She was wandering around the new bookstore downtown. It had just been built, and the shop smelled of fresh paint, coffee and newly printed hardbacks. She walked up and down the isles of the design section, thumbing through a book about Christian Dior. Her red skirt that swept out when she walked and had a stiff thick belt. As a child, she would twirl. She still twirls now when no one is looking. Her shirt was light and airy, white with pearl buttons up the front and cherries printed all over it. White, oversized sunglasses held her long brown hair away from her face. She looked like a movie star. If the day was a little cooler, she would have on white gloves.

He watched her from the science and medicine section, sliding books over in the shelves to see her. Whenever she moved down the isle to get a new book, he had to readjust his position. This one was on the style sense of Jacqueline Kennedy. He watched her bright red fingernails turn the pages of her book.

He had seen her before. She was first and foremost a socialite, attending the latest gala event and always in the newspaper for this or that. She was a fashion designer on the side. Her dresses sold for hundreds. She was the new hot thing and everyone wanted a piece of her. She never wore her own designs. The rumor was that she once said she wouldn’t be caught dead in her own designs, but she made her own clothes in her spare time, copying the fashion sense of the designers in the 50’s and early 60’s. He knew she did a lot of work in the community, but that was privileged information. He had seen her several times in the children’s hospital. She would entertain the children who lived there and they loved her. He knew she loved them, he saw it in the way she looked at them. She would be a clown for those children. She would tickle them, make silly jokes and play games with them. But she knew when to be quiet. She knew when the shy ones needed someone to sit down next to them and focus solely on them. She was gentle with all of them.

When she left the hospital, she became icy again. She would walk around town, pristine and unattainable. Sunglasses would cover her eyes as she strutted down the street, seemingly paying attention to very little. Men would stop her and invite her out with them. She would be polite and they would read into her. Women would try to get information out of her, anything they could scrape up to cause a scandal. But she was as clean as her white gloves.

He watched as she chose a cushy chair sitting next to the window. It was covered in sunlight that streamed through the windows, covering the chair in warmth and light. He walked, with his medical books, to a table some distance away. He pretended to read, as she pretended to study the pictures.

I watched them watch each other. I watched him steal longing looks at her and look away a split second before she would turn her head ever so slightly to look at him. I have never seen her as nervous as she was with him nearby. She is usually cool and smooth with men. She is always straightforward with them. She has never been turned down, but she seldom offers. He saw her for who she really was. He saw the melted heart that beat underneath the ice. I’ll never know what turned her away from men, but they loved her. She would not love them. She would never give her heart over to those princes that roamed this world looking for maidens to save. She had smaller saviors in her life, saviors weaker than her physically but stronger in heart, and stronger in love.

I think she saw in him the love he had for those children. She saw the way he puts them at ease when they are scared and hurting.
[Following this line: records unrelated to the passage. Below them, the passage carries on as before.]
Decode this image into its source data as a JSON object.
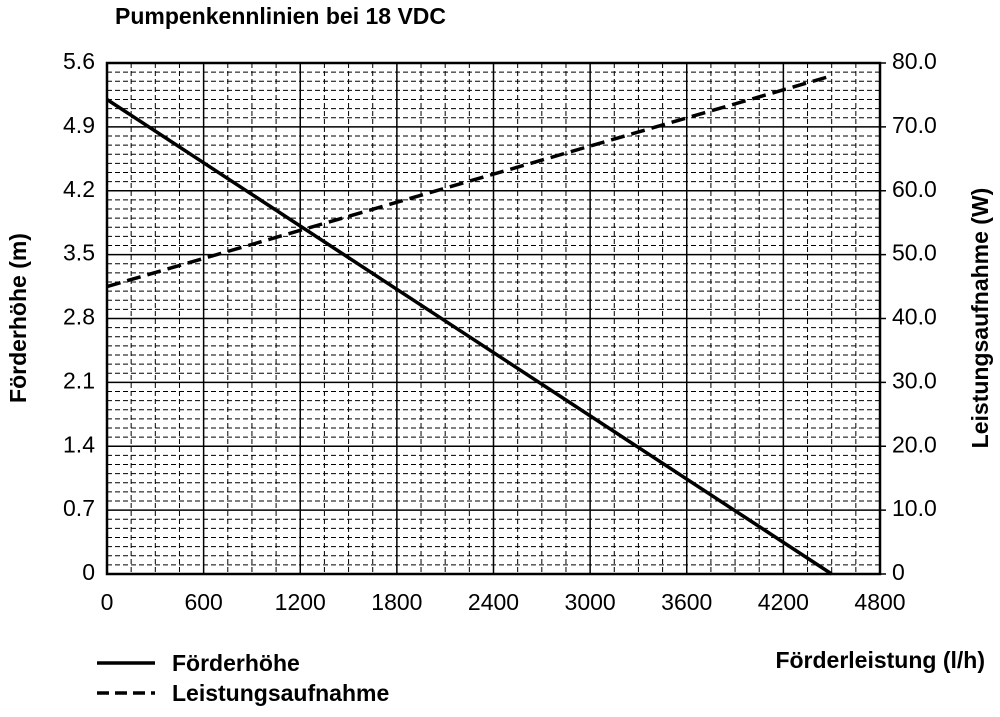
{
  "chart_data": {
    "type": "line",
    "title": "Pumpenkennlinien bei 18 VDC",
    "x_label": "Förderleistung (l/h)",
    "y_label": "Förderhöhe (m)",
    "y2_label": "Leistungsaufnahme (W)",
    "x": [
      0,
      4500
    ],
    "series": [
      {
        "name": "Förderhöhe",
        "color": "#000000",
        "line_style": "solid",
        "values": [
          5.2,
          0
        ]
      },
      {
        "name": "Leistungsaufnahme",
        "color": "#000000",
        "line_style": "dashed",
        "axis": "y2",
        "values": [
          45,
          78
        ]
      }
    ],
    "xlim": [
      0,
      4800
    ],
    "xticks": [
      0,
      600,
      1200,
      1800,
      2400,
      3000,
      3600,
      4200,
      4800
    ],
    "ylim": [
      0,
      5.6
    ],
    "yticks": [
      0,
      0.7,
      1.4,
      2.1,
      2.8,
      3.5,
      4.2,
      4.9,
      5.6
    ],
    "y2lim": [
      0,
      80
    ],
    "y2ticks": [
      0,
      {
        "value": 10,
        "label": "10.0"
      },
      {
        "value": 20,
        "label": "20.0"
      },
      {
        "value": 30,
        "label": "30.0"
      },
      {
        "value": 40,
        "label": "40.0"
      },
      {
        "value": 50,
        "label": "50.0"
      },
      {
        "value": 60,
        "label": "60.0"
      },
      {
        "value": 70,
        "label": "70.0"
      },
      {
        "value": 80,
        "label": "80.0"
      }
    ],
    "grid": true,
    "minor_grid": true
  }
}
She knew that he loved them, and she knew that he stayed awake at night thinking about them, crying for them, when he would let himself cry. She knew that his heart broke daily but he had saviors too. He had saviors who loved him, saviors who would kiss his heart and place band-aids on it with small, gentle hands. His saviors were weaker physically, but stronger in heart, and stronger in love.

This is what brought them together in this bookstore. Their hurt and their love brought them together. They were so different, and they knew that. They wondered how the other could love them. They were so insubstantial in each others lives. He was sure he was nothing more than an underpaid doctor to her. She knew she was nothing more than a spoiled princess to him. It was then that a remarkable thing happened.

Their eyes meet for the first time, but they saw each other’s hearts.